Kebakaran Genset di Kawasan Industri Indramayu, Diduga Overheat Rugikan Rp800 Juta
Insiden kebakaran genset di Indramayu terjadi di kawasan industri Losarang pada Senin malam (27/4/2026). Peristiwa ini diduga dipicu oleh generator set (genset) yang mengalami panas berlebih hingga menyebabkan korsleting listrik.
Kebakaran tersebut langsung memicu kepanikan karyawan yang berada di lokasi saat api mulai membesar sekitar pukul 21.40 WIB.
Api Cepat Membesar di Area Operasional
Api dengan cepat menjalar dan membakar sejumlah perangkat genset di area operasional perusahaan. Kobaran api yang cukup besar membuat situasi di lokasi sempat tidak terkendali.
Menurut Kepala Bidang Damkar Satpol PP Kabupaten Indramayu, Jajat Wibisono, dugaan sementara penyebab kebakaran adalah genset yang mengalami overheat akibat penggunaan dalam waktu lama.
“Diduga terjadi korsleting listrik karena genset panas berlebih. Total ada empat unit genset yang terbakar,” jelasnya.
Respons Cepat Damkar ke Lokasi
Laporan kebakaran genset di kawasan industri Indramayu pertama kali diterima dari karyawan perusahaan. Menindaklanjuti laporan tersebut, tim pemadam segera melakukan koordinasi lintas unit.
Petugas dari Pos Mako Damkar berkoordinasi dengan Unit Damkar Jatibarang untuk mempercepat penanganan. Tim bergerak lima menit setelah laporan diterima dan tiba di lokasi sekitar 30 menit kemudian.
Setibanya di lokasi, petugas langsung melakukan upaya pemadaman dengan mengerahkan dua unit mobil pemadam kebakaran.
Api Berhasil Dipadamkan dalam Satu Jam
Api akhirnya berhasil dikendalikan sekitar satu jam setelah proses pemadaman dimulai.

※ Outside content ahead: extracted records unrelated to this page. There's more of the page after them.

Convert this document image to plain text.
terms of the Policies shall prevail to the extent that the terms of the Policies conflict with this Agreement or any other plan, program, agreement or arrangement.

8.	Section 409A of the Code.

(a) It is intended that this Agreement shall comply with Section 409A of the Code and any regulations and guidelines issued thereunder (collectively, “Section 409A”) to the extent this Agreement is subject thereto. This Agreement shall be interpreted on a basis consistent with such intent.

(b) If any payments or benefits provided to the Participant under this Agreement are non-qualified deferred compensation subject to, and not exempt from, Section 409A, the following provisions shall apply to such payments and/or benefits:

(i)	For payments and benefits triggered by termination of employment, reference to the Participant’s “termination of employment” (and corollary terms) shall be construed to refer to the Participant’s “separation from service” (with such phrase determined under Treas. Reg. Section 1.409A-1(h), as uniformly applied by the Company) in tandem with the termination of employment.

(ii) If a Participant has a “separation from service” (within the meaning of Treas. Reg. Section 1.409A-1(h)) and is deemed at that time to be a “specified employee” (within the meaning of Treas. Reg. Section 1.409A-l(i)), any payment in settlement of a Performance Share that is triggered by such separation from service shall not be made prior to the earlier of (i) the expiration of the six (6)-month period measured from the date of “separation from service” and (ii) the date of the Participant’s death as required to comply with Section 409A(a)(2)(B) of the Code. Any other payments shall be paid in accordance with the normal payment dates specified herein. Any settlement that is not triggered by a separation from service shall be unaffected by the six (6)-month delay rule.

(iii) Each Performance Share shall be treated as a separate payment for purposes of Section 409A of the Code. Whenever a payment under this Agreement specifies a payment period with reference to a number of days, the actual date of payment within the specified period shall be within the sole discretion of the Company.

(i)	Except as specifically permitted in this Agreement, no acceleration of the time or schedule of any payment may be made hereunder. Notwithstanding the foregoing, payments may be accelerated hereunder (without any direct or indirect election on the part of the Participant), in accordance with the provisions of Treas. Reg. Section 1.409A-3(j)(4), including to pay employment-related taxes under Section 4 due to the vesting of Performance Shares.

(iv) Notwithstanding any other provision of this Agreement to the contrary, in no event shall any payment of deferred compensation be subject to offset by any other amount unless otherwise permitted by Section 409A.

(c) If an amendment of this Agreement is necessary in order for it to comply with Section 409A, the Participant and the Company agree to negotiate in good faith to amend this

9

Petugas kemudian melanjutkan proses pendinginan guna memastikan tidak ada bara api yang tersisa.
Langkah ini penting untuk mencegah potensi kebakaran susulan di area yang sama.
Kerugian Capai Rp800 Juta
Akibat kebakaran genset di kawasan industri Indramayu, empat unit genset, panel listrik, serta mesin pompa mengalami kerusakan parah.
Meski tidak menimbulkan korban jiwa, kerugian materiil ditaksir mencapai lebih dari Rp800 juta.
“Tidak ada korban jiwa, namun kerugian cukup besar,” tambah Jajat Wibisono.
Apresiasi untuk Tim Gabungan
Pihak Damkar juga mengapresiasi keterlibatan berbagai unsur dalam penanganan kebakaran ini. Dukungan dari TNI, Polri, serta pihak perusahaan dinilai sangat membantu dalam mengendalikan situasi.
Sinergi lintas pihak tersebut menjadi faktor penting dalam mempercepat proses pemadaman dan mencegah dampak yang lebih besar.